4. Other Kinds of Data
 Besides relational database data, data warehouse data, and transaction data, there are
many other kinds of data that have versatile forms and structures and rather different
semantic meanings.
 Such kinds of data can be seen in many applications: time-related or sequence data (e.g.,
historical records, stock exchange data, and time-series and biological sequence data),
data streams (e.g., video surveillance and sensor data, which are continuously
transmitted), spatial data (e.g., maps), engineering design data (e.g., the design of
buildings, system components, or integrated circuits), hypertext and multimedia data
(including text, image, video, and audio data), graph and networked data (e.g., social
and information networks), and the Web (a huge, widely distributed information
repository made available by the Internet).

What Kinds of Patterns Can Be Mined? (Data Mining Functionalities)

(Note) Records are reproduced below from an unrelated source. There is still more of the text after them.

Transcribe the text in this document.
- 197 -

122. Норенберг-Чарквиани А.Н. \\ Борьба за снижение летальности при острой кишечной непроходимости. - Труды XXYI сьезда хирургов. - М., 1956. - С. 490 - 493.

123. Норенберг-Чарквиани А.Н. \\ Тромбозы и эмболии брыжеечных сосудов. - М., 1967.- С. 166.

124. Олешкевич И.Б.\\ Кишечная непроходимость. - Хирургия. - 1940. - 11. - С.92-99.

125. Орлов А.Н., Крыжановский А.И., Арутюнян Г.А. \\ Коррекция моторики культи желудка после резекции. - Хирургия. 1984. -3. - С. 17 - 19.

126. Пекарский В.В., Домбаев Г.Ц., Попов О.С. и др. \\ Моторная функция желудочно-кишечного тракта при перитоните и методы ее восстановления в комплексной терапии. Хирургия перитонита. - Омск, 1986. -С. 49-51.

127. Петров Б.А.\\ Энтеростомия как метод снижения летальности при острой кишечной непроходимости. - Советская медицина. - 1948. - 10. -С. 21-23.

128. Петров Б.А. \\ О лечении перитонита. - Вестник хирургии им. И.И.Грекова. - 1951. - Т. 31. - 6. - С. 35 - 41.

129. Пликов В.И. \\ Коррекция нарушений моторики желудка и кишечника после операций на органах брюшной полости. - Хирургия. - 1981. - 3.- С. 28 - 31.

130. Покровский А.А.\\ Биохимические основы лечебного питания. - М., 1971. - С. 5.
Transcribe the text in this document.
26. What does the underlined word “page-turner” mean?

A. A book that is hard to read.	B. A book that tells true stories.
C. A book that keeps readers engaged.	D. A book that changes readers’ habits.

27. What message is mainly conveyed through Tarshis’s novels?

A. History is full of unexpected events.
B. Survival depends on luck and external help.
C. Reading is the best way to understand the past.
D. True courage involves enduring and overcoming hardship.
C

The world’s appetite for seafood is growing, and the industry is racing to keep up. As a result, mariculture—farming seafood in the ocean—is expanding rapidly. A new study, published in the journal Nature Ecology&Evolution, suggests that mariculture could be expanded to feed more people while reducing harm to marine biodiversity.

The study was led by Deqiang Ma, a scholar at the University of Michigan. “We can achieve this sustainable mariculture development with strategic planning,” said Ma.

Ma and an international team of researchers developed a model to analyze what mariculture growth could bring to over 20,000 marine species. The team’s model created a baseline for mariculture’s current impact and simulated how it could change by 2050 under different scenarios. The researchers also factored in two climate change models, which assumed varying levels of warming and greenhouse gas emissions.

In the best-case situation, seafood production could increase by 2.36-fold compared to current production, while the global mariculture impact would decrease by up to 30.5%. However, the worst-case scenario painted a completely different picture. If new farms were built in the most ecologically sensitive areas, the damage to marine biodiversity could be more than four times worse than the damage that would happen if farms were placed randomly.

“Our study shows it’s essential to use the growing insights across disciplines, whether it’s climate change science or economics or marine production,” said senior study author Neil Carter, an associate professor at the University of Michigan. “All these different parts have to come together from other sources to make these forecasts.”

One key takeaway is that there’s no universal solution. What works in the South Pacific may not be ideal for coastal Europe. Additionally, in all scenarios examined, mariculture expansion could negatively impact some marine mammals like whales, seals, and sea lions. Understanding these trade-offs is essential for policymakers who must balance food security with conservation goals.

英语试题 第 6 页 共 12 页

1. Class/Concept Description: Characterization and Discrimination

 It can be useful to describe individual classes and concepts in summarized, concise, and
yet precise terms. Such descriptions of a class or a concept are called class/concept
descriptions.

 These descriptions can be derived using (1) data characterization, by summarizing the
data of the class under study (often called the target class) in general terms, or (2) data
discrimination, by comparison of the target class with one or a set of comparative
classes (often called the contrasting classes), or (3) both data characterization and
discrimination.

 Data characterization is a summarization of the general characteristics or features of a


target class of data.

 The data corresponding to the user-specified class are typically collected by a query. For
example, to study the characteristics of software products with sales that increased by
10% in the previous year, the data related to such products can be collected by executing
an SQL query on the sales database.

 The output of data characterization can be presented in various forms. Examples include
pie charts, bar charts, curves, multidimensional data cubes, and multidimensional
tables, including crosstabs.
 Example: A customer relationship manager at AllElectronics may order the following
data mining task: Summarize the characteristics of customers who spend more than
$5000 a year at AllElectronics. The result is a general profile of these customers, such
as that they are 40 to 50 years old, employed, and have excellent credit ratings.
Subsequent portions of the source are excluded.